The main beneficiaries of this boom were the industrialized nations. Indeed, soaring import demand from the developing nations was key to softening the blow of recession in both the United States and Europe in the early 1990s.

Thereafter, the developing nations remained a key source of demand for U.S., European and Japanese firms. Developing nations' imports from the industrialized nations more than doubled between 1989 and 1995.

In 1989, the year the Berlin Wall was toppled, imports into the developing nations from the industrialized world totaled $503 billion. By 1995, these imports bill totaled than $1 trillion, with the developing nations accounting for 34% of world imports, up from a 27% share in 1989.

More importantly, the trade balance of developing nations with industrialized countries swung from a modest surplus of nearly $1 billion in 1989 to a sizable deficit by the mid-1990s (see chart below).

Deficits: A Slippery Slope
Data Sources: International Monetary Fund; Banc of America Capital Management. © 2003 by The Globalist

Given soaring demand for virtually everything — from potato chips to computer chips — developing nations saw their trade deficit with industrialized economies climb from $6 billion in 1990 to more than $90 billion just two years later.

In 1993, the trade deficit topped $100 billion. It peaked at $137 billion in 1995, and stayed above $100 billion in 1996 and 1997.

The Asian financial crisis caused the deficit to narrow to $59 billion in 1998. Asia (excluding Japan) — the largest regional importer among the developing nations — sharply curtailed its import demand in 1998. This led to a 6.2% decline in total imports among the developing nations.

By 1999, the deficit had swung to a surplus of $35 billion. Yet, on a cumulative basis the net trade deficit of the developing nations with the industrialized countries totaled a staggering $754 billion in the 1990s. That number stands in stark contrast to the cumulative trade surplus of only $57 billion during the 1980s.

At present, the developing nations are hardly a collective source of demand. Their massive trade deficits of the 1990s have been transformed into massive surpluses.

During the 2000-02 period, for instance, the developing nations' cumulative trade surplus with the industrialized nations totaled a whopping $313 billion — the bulk of it courtesy of U.S. demand.

Through the first four months of this year, the developing nations' trade surplus with the industrialized world topped $60 billion, equivalent to an annualized total of $180 billion. That would mark a record annual surplus — and bring the four-year cumulative total (2000-03) to nearly $500 billion.

The question today is whether a sustained decline in the dollar will help to revitalize the dormant import demand from developing nations.

If America gets its wish — i.e., "more flexibility in exchange rates" — the upshot should be more stimulative policies and aggressive structural reform measures. This would happen not only in Europe and Japan — but also in South Korea, China, Poland and Brazil.

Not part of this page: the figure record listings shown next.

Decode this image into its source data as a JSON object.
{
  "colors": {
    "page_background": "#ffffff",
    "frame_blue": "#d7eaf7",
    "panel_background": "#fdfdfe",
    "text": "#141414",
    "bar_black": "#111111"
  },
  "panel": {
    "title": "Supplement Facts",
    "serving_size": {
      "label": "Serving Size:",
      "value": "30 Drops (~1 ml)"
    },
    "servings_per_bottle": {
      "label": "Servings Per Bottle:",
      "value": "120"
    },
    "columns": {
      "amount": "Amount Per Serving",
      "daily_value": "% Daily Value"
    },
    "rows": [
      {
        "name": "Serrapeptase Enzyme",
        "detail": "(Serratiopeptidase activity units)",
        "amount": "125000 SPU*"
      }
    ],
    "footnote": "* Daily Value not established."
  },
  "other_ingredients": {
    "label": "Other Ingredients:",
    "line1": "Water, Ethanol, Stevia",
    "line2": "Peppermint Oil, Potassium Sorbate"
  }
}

In other words, a dollar that is weaker against the currencies of the developing nations could help to force the pace of long-term structural change — while giving a near-term boost to U.S. exports.

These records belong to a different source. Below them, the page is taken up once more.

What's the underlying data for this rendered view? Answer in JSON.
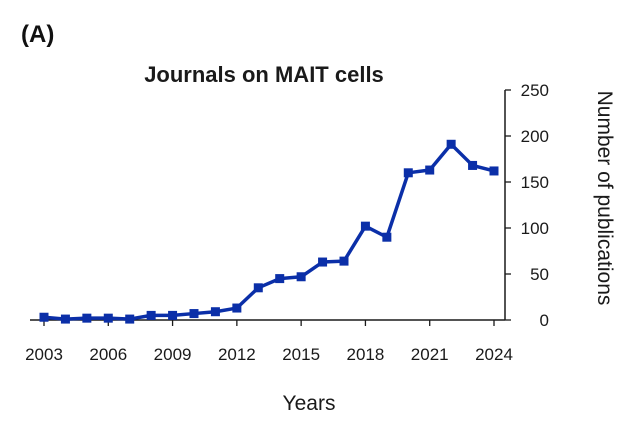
{
  "panel_label": "(A)",
  "chart_data": {
    "type": "line",
    "title": "Journals on MAIT cells",
    "xlabel": "Years",
    "ylabel": "Number of publications",
    "y_axis_position": "right",
    "x": [
      2003,
      2004,
      2005,
      2006,
      2007,
      2008,
      2009,
      2010,
      2011,
      2012,
      2013,
      2014,
      2015,
      2016,
      2017,
      2018,
      2019,
      2020,
      2021,
      2022,
      2023,
      2024
    ],
    "series": [
      {
        "name": "",
        "color": "#0b2fa8",
        "marker": "square",
        "values": [
          3,
          1,
          2,
          2,
          1,
          5,
          5,
          7,
          9,
          13,
          35,
          45,
          47,
          63,
          64,
          102,
          90,
          160,
          163,
          191,
          168,
          162
        ]
      }
    ],
    "xticks": [
      2003,
      2006,
      2009,
      2012,
      2015,
      2018,
      2021,
      2024
    ],
    "yticks": [
      0,
      50,
      100,
      150,
      200,
      250
    ],
    "xlim": [
      2003,
      2024
    ],
    "ylim": [
      0,
      250
    ],
    "grid": false
  }
}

In addition, stronger currencies that are relative to the dollar should give those countries' monetary authorities (such as in Korea and Taiwan) the leverage to lower interest rates.

This should help shift the composition of growth away from exports and toward domestic consumption and private investment. Accomplishing this shift remains a critical component of global rebalancing.

The bottom line is this: Contrary to the warnings of Ross Perot, we should not think of the developing nations as simply sources of global supply while failing to recognize their potential role as a source of global demand.

If the U.S. dollar is in a multi-year decline — and I think it is — then that "giant sucking sound" is poised for a comeback.